7. 本当の意味で社会のインパクトも起こせる
極めて反社会的かつ不謹慎な話だが、新興宗教が反社会的重大な事件を起こした例は枚挙に暇がない。これは極論にせよ、数十年〜100年くらい経てば新興宗教の中でも古いものとして扱われる。そこまでになれば政党でもなんでもつくれる。やがて数百年後、国教にしてもらえる可能性もある。
さて、宗教のメリットをたくさんあげたところでデメリットも考えてみよう。一番問題になりそうなのはどうやって集客するかという点だ。しかし、これはIT起業家ならば最大の武器はやはりインターネットだ。ここからはもし私がインターネットで信者を獲得するかという妄想だが・・・
1. 食文化をテーマにしたキュレーションサイトを作る。
私が前回紹介したような炭水化物不要論だとか、食品添加物危険論、あるいは動物食の倫理的問題などを切り口にしてがっつり20~30代女性をターゲティングする。

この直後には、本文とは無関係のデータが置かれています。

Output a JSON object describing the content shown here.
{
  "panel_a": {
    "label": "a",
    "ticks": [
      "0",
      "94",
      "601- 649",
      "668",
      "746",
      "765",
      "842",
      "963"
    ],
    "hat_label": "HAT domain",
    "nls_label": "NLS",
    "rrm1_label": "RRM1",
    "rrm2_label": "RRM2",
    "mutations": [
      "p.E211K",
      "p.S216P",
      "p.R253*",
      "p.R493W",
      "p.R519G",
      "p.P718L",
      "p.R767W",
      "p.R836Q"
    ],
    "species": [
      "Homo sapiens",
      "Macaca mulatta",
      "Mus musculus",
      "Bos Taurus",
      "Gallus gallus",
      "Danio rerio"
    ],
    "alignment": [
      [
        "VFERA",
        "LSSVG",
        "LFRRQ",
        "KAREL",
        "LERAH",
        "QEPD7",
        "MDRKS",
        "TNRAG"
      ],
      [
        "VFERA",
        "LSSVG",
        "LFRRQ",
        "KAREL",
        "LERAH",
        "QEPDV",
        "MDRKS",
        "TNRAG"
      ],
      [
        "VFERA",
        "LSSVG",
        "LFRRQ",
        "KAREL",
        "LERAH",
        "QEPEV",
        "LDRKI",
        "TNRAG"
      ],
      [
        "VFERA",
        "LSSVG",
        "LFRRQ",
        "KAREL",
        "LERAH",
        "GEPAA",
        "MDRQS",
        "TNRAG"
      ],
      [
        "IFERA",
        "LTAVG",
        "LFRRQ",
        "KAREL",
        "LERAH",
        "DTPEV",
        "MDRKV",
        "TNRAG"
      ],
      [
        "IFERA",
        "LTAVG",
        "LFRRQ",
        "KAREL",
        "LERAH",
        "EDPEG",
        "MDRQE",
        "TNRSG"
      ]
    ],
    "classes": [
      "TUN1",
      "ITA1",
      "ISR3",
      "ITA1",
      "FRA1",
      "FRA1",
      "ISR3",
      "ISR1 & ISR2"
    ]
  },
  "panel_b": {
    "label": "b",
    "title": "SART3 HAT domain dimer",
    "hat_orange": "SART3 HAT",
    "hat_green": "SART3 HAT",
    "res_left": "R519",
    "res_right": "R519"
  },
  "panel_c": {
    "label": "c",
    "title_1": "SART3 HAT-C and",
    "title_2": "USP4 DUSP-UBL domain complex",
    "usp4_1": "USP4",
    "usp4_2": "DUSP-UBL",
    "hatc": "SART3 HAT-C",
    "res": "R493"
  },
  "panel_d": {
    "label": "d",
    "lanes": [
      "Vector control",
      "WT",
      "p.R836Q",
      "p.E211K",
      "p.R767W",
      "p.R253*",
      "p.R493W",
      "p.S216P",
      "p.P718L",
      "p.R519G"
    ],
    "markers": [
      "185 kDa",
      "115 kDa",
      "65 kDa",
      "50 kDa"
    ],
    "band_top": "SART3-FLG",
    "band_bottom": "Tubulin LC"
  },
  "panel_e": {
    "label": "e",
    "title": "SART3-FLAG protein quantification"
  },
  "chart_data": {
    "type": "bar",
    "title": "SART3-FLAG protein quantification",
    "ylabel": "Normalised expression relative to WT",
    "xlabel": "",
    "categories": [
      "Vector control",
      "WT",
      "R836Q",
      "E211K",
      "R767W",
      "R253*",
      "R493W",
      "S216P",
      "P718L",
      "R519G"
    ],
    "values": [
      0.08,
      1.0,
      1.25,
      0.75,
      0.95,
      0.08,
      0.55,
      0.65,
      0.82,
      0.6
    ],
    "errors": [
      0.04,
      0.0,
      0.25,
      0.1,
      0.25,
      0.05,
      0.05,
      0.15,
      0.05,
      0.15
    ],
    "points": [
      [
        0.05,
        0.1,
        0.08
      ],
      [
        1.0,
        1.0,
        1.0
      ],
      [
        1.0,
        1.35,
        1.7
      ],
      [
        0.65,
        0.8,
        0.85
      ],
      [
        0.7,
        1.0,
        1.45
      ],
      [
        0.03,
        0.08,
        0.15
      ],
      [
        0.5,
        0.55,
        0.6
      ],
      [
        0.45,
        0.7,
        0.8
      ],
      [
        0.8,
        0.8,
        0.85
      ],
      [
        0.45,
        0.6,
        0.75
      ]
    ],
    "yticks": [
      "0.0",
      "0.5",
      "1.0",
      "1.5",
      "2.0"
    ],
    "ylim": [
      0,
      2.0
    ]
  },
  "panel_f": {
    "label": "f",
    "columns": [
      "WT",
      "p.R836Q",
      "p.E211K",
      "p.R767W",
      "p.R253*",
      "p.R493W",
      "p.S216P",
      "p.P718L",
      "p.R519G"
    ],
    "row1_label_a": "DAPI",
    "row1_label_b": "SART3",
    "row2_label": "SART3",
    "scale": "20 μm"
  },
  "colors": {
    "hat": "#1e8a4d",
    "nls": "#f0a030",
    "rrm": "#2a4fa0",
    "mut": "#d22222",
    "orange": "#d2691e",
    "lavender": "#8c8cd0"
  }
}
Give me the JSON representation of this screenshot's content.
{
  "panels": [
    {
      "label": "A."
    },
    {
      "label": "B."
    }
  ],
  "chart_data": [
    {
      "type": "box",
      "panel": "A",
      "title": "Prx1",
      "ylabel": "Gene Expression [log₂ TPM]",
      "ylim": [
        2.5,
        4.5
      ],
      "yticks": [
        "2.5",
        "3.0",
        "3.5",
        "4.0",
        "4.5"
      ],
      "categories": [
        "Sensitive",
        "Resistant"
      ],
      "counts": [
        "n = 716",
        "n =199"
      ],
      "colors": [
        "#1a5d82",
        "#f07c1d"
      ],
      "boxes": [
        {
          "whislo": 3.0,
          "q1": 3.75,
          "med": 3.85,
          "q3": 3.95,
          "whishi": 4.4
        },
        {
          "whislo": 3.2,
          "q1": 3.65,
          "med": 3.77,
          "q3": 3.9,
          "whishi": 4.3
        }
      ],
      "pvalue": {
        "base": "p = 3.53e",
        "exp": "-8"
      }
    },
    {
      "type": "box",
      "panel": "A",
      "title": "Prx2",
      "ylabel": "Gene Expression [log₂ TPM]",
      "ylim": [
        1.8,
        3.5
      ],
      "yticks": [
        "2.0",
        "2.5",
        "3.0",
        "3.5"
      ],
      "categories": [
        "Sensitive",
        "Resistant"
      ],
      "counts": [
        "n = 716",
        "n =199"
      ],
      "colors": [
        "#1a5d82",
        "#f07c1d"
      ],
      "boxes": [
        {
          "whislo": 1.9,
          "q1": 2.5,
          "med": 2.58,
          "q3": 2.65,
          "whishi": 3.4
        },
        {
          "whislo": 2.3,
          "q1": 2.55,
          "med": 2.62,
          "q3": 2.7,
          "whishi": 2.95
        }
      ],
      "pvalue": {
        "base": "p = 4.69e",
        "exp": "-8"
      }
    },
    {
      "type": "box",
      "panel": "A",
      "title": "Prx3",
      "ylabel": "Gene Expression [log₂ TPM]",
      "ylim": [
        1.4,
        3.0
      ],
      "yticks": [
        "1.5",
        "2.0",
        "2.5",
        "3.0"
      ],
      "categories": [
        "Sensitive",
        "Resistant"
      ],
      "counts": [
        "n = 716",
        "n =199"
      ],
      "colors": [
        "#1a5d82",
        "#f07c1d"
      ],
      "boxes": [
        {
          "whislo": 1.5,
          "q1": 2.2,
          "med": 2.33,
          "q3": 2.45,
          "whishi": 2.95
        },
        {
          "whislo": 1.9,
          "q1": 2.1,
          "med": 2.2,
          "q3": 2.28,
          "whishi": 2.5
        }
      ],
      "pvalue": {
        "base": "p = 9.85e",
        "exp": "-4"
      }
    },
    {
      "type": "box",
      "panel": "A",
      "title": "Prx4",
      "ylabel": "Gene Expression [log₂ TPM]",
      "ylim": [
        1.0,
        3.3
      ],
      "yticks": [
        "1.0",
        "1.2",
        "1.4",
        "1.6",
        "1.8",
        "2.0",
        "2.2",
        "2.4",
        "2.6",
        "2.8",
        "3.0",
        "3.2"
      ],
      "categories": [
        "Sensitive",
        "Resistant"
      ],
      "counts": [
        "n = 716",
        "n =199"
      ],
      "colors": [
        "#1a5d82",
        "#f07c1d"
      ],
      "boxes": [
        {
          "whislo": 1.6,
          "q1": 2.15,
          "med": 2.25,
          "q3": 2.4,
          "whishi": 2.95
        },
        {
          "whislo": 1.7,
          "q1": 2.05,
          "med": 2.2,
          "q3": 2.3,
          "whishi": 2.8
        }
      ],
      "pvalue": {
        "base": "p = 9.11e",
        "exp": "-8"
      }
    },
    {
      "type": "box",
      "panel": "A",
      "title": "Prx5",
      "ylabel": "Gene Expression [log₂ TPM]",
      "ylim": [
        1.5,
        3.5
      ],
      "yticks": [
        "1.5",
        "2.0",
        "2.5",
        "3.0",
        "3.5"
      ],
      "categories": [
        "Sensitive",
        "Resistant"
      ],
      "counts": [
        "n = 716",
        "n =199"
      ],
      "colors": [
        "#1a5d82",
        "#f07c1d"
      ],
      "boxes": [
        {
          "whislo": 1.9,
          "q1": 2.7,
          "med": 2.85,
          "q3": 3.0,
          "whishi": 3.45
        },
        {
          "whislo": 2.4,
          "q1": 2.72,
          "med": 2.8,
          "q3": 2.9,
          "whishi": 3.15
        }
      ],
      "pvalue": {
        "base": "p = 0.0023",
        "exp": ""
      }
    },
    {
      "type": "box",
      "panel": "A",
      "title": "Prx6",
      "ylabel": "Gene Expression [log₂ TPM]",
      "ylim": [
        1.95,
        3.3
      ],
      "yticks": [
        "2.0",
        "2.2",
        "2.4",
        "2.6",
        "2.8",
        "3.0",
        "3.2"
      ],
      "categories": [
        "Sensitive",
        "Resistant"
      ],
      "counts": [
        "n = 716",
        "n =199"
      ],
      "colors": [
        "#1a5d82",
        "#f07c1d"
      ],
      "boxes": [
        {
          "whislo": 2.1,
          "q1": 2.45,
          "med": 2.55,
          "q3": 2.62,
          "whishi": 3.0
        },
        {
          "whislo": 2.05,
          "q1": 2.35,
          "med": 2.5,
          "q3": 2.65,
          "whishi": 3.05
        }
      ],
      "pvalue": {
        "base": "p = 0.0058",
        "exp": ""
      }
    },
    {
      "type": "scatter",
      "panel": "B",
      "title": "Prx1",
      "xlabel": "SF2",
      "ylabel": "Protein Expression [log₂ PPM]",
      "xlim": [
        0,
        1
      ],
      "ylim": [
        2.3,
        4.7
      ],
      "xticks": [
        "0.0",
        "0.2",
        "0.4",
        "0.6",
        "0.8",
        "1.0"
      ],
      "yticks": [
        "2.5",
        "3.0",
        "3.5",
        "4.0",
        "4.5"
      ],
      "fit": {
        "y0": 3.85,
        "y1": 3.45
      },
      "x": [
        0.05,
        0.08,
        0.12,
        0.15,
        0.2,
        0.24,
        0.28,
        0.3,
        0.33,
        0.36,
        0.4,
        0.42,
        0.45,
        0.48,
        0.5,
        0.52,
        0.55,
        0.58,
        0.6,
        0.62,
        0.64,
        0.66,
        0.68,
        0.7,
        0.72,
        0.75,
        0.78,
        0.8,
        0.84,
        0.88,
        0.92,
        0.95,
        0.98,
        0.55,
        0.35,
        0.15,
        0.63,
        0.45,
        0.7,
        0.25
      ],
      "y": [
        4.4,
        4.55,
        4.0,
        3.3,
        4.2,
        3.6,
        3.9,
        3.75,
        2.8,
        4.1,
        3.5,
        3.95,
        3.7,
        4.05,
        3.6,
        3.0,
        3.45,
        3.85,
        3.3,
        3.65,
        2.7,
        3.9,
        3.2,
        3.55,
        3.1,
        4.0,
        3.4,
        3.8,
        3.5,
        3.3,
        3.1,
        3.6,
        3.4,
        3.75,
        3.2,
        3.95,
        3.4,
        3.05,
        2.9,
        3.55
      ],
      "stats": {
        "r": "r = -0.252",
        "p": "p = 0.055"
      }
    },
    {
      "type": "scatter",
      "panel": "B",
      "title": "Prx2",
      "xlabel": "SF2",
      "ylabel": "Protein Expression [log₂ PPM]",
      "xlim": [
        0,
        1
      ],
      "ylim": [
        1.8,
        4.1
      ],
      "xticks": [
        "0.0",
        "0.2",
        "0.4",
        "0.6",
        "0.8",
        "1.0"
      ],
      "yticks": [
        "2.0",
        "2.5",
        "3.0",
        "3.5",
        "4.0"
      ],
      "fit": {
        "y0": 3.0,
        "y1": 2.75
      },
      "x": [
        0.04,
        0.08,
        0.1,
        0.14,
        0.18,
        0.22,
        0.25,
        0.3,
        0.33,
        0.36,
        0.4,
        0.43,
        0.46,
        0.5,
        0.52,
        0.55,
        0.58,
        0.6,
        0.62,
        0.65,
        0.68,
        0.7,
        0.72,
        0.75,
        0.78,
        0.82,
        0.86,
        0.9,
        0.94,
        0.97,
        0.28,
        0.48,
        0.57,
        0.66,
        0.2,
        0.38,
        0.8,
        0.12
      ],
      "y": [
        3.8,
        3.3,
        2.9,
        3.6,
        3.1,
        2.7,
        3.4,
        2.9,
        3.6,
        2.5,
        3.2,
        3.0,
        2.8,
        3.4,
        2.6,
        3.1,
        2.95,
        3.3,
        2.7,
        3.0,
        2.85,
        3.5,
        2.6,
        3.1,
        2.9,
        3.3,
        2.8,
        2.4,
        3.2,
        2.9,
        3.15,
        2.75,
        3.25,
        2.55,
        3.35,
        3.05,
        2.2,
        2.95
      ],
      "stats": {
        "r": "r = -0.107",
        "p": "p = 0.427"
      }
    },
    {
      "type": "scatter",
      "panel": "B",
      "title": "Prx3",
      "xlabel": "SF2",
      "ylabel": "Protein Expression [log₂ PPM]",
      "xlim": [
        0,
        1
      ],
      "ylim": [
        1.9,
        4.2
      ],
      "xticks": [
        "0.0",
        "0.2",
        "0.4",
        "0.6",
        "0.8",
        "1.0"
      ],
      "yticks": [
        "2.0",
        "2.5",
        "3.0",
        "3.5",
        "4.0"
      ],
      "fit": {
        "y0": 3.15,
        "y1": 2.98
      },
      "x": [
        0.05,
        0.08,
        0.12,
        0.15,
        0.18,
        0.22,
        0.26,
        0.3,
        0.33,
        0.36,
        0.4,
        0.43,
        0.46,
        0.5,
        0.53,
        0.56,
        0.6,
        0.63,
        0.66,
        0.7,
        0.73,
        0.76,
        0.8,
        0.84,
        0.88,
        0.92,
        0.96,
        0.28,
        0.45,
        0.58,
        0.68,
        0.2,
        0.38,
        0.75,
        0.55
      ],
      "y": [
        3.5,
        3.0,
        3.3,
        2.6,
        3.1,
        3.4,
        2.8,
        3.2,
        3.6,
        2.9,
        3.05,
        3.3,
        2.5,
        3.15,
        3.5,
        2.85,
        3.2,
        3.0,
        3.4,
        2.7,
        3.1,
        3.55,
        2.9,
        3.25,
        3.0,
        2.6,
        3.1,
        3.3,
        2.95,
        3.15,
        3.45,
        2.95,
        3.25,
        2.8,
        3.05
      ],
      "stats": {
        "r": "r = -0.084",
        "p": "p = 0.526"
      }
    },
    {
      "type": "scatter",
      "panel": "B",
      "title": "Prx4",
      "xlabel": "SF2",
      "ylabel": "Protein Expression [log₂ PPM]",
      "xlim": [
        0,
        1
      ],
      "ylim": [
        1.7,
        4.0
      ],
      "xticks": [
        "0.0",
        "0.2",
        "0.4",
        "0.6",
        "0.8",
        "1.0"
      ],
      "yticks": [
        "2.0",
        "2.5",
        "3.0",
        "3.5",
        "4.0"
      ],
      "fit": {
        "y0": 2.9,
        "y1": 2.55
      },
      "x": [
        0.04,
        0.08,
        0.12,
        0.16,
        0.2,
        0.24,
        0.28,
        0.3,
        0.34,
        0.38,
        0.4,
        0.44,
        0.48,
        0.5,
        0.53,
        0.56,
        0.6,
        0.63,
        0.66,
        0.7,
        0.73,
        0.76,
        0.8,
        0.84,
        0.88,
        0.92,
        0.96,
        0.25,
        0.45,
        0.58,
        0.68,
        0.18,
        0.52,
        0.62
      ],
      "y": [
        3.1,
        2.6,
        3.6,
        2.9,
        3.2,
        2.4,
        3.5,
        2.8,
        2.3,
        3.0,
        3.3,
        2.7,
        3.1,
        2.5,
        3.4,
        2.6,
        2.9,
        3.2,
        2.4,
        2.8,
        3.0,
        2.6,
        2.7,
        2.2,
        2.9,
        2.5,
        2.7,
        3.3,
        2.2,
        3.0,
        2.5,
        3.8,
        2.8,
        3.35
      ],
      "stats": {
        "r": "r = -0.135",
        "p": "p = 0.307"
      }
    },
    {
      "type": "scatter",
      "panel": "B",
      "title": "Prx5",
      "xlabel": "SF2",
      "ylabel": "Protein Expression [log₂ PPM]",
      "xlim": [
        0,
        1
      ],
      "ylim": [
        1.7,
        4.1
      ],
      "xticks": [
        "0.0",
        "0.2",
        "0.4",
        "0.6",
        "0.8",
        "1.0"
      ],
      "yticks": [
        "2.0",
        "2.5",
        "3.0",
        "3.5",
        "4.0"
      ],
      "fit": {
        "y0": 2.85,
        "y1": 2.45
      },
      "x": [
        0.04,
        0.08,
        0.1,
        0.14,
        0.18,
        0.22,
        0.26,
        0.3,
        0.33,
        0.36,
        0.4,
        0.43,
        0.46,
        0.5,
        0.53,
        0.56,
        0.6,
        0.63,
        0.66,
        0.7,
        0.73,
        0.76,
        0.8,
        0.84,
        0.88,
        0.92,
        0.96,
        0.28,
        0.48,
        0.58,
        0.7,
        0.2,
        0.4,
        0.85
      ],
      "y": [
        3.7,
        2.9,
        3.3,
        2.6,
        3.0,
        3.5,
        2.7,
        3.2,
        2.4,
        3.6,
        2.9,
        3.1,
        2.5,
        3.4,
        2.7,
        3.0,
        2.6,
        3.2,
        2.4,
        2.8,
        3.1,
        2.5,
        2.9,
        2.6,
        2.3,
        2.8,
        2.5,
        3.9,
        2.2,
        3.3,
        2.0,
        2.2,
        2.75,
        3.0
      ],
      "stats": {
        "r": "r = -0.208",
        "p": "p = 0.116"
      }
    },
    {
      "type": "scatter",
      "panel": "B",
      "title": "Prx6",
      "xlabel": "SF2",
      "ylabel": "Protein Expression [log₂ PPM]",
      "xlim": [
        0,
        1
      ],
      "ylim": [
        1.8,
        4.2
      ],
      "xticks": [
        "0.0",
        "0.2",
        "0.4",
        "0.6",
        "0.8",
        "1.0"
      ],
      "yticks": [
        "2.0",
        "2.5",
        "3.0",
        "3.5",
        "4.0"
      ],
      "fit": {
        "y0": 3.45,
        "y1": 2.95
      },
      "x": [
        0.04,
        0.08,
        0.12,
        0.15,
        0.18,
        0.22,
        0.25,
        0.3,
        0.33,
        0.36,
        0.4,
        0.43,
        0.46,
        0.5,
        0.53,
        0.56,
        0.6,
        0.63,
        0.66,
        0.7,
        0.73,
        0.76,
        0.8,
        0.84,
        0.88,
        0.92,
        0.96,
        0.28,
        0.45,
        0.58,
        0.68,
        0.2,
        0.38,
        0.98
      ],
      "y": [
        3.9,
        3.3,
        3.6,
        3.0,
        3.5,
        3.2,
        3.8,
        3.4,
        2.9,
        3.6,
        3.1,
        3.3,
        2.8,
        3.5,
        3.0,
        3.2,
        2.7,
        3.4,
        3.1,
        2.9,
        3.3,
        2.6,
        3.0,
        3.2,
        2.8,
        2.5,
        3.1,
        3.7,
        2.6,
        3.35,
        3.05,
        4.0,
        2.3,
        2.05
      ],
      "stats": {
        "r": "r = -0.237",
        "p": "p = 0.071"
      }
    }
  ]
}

2. 少し怪しめのキーワードを散りばめたECサイトを作り、定期購入させる
神秘のミネラルが込められた雑穀、のようなやつ
3. セミナーを開く
できれば完全に胡散臭さを出す前に一度テレビか雑誌で食のカリスマ的な感じでとりあげてもらいたい
4. ECサイトでたくさん購入した人に称号を授ける。後のホーリーネームである。
5. ここまでに東大生を囲い込む。やつらは受験勉強しかしてこなかったノータリンだから簡単に騙せる。騙したあとは適当に作った教義を理論的に解釈・整理させる。
6. (2)のステップで作るための野菜や穀物の生産と称して、工場にボランティアとして(4)の人々を集める。そして出家信者にさせる。
7. 以後は6の出家信者が1~5のステップを行い、信者を増やしていく。そろそろ被害者の会もできるだろうから、公安や法律関係の信者も獲得する。
いやー、やっぱ新興宗教って怖いですね〜。鉄板のビジネスモデルですよ... しかし本当に気をつけてほしいことなんですが、すでに似たようなことやってる勢力はあるんですね。。。
これを読んで宗教家志望になった方はゆめゆめ気後れしないよう。私には無理なのでおとなしく起業家で頑張ります。